Take every row of a table you want to search. Each of these rows has to be turned into a searchable document. To make a row searchable, you first select the columns you deem fit for including their entries in the searchable content. Then, you transform the text into a list of tokens, more specifically: lexemes (basically word stems). This list of lexemes has been cleaned for stop words and each lexeme is complemented with its position in the original text. Imagine you had a sentence "The court has decided on party autonomy and arbitration in Switzerland.". This sentence would be transformed into a list that looks like this: 'arbitr':9 'autonomi':7 'court':2 'decid':4 'parti':6 'switzerland':11

SELECT to_tsvector('The court has decided on party autonomy and arbitration in Switzerland.');
  1. parsing textual user queries

This list can now be used for comparison. To compare it with a textual user query, each query will have to undergo a transformation process similar as in step 1. Searching for "court decision on party autonomy" would thus be turned into 'court' & 'decis' & 'parti' & 'autonomi'. Note that for user queries, the position of words within the original text is not stored.

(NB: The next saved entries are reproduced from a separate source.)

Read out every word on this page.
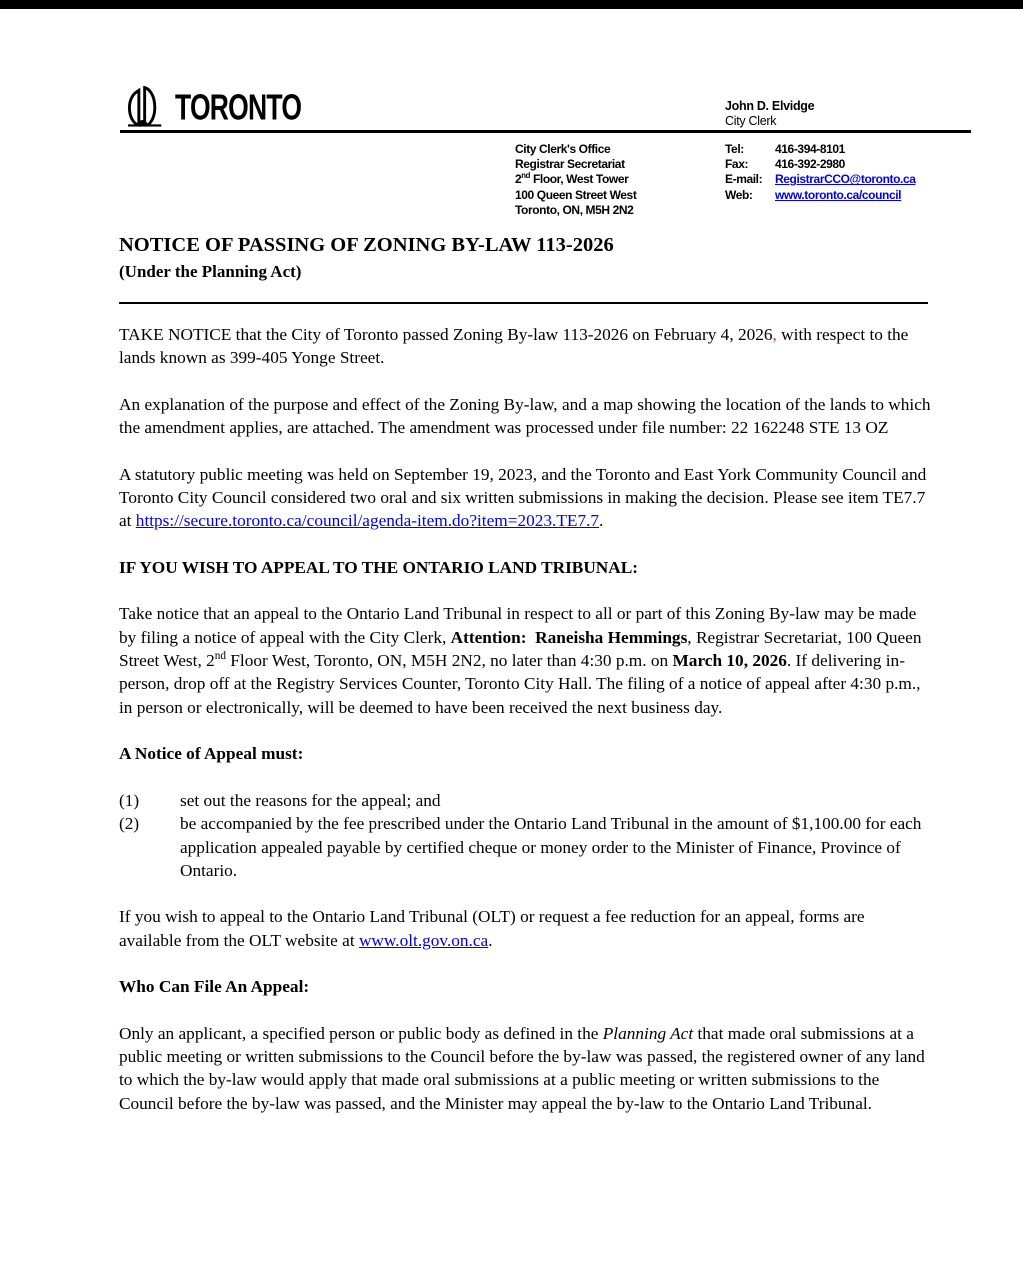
TORONTO	John D. Elvidge
City Clerk
City Clerk's Office
Registrar Secretariat
2nd Floor, West Tower
100 Queen Street West
Toronto, ON, M5H 2N2
Tel:	416-394-8101
Fax:	416-392-2980
E-mail:	RegistrarCCO@toronto.ca
Web:	www.toronto.ca/council
NOTICE OF PASSING OF ZONING BY-LAW 113-2026
(Under the Planning Act)

TAKE NOTICE that the City of Toronto passed Zoning By-law 113-2026 on February 4, 2026, with respect to the lands known as 399-405 Yonge Street.

An explanation of the purpose and effect of the Zoning By-law, and a map showing the location of the lands to which the amendment applies, are attached. The amendment was processed under file number: 22 162248 STE 13 OZ

A statutory public meeting was held on September 19, 2023, and the Toronto and East York Community Council and Toronto City Council considered two oral and six written submissions in making the decision. Please see item TE7.7 at https://secure.toronto.ca/council/agenda-item.do?item=2023.TE7.7.

IF YOU WISH TO APPEAL TO THE ONTARIO LAND TRIBUNAL:

Take notice that an appeal to the Ontario Land Tribunal in respect to all or part of this Zoning By-law may be made by filing a notice of appeal with the City Clerk, Attention:  Raneisha Hemmings, Registrar Secretariat, 100 Queen Street West, 2nd Floor West, Toronto, ON, M5H 2N2, no later than 4:30 p.m. on March 10, 2026. If delivering in-person, drop off at the Registry Services Counter, Toronto City Hall. The filing of a notice of appeal after 4:30 p.m., in person or electronically, will be deemed to have been received the next business day.

A Notice of Appeal must:

(1)	set out the reasons for the appeal; and
(2)	be accompanied by the fee prescribed under the Ontario Land Tribunal in the amount of $1,100.00 for each application appealed payable by certified cheque or money order to the Minister of Finance, Province of Ontario.

If you wish to appeal to the Ontario Land Tribunal (OLT) or request a fee reduction for an appeal, forms are available from the OLT website at www.olt.gov.on.ca.

Who Can File An Appeal:

Only an applicant, a specified person or public body as defined in the Planning Act that made oral submissions at a public meeting or written submissions to the Council before the by-law was passed, the registered owner of any land to which the by-law would apply that made oral submissions at a public meeting or written submissions to the Council before the by-law was passed, and the Minister may appeal the by-law to the Ontario Land Tribunal.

SELECT to_tsquery('court & decision & on & party & autonomy');
  1. matching documents with queries

Finally, we can match the transformed query with all searchable documents in list form available and return whether there is infact a match or not. For some further granularity, we can score each comparison by measuring how relevant each document is to the query. Following the previous examples, matching and ranking the query from step 2 with the searchable document from step 1, returns a ranking score of 0.25948015. Simple comparison:

SELECT to_tsquery('court & decision & on & party & autonomy') @@ to_tsvector('The court has decided on party autonomy and arbitration in Switzerland.');

Ranking:

SELECT
    ts_rank(
        to_tsvector('The court has decided on party autonomy and arbitration in Switzerland.'),
        to_tsquery('court & decision & on & party & autonomy')
        --to_tsquery('party & autonomy')
        )

Implementation in CoLD

The way in which the Postgres Full Text Search feature has been implemented is by enabling Full Text Search for multiple tables in order to search each of them with the same query. The Full Text Search then returns a joint list of results with data entries from all searched tables in order of how well their ranking score matches the textual user query. Here I am providing an overview for which columns have been selected with which priority for the tables that can be searched using the full text feature. Note that each column to be included for text search can be weighted using weights (A, B, C, D), with A being the highest and D the lowest weight.

  1. "Answers" table
  • Questions (A)
  • Name (from Jurisdiction) (A)
  • More information (B)
  • Themes (C)
  1. "Court decisions" table
  • Case (A)
  • Jurisdiction Names (A)
  • English translation (B)
  • Additional information (C)
  1. "Legislation" table
  • Title (in English) (A)
  • Official title (A)
  • Jurisdiction name (B)
  • Publication date (B)
  • Entry into force (B)
  • Full text of the provisions (C)
  • Full text original (from Legal provisions) (C)
  • Full text english (from Legal provisions) (C)

For every row in each table, the respective combination of the values from all specified columns becomes one searchable document. For each table, the match between search query and searchable documents is made separately. Once the matches and ranks are calculated for each table, they are joined into one list. This list is the final result of the search results.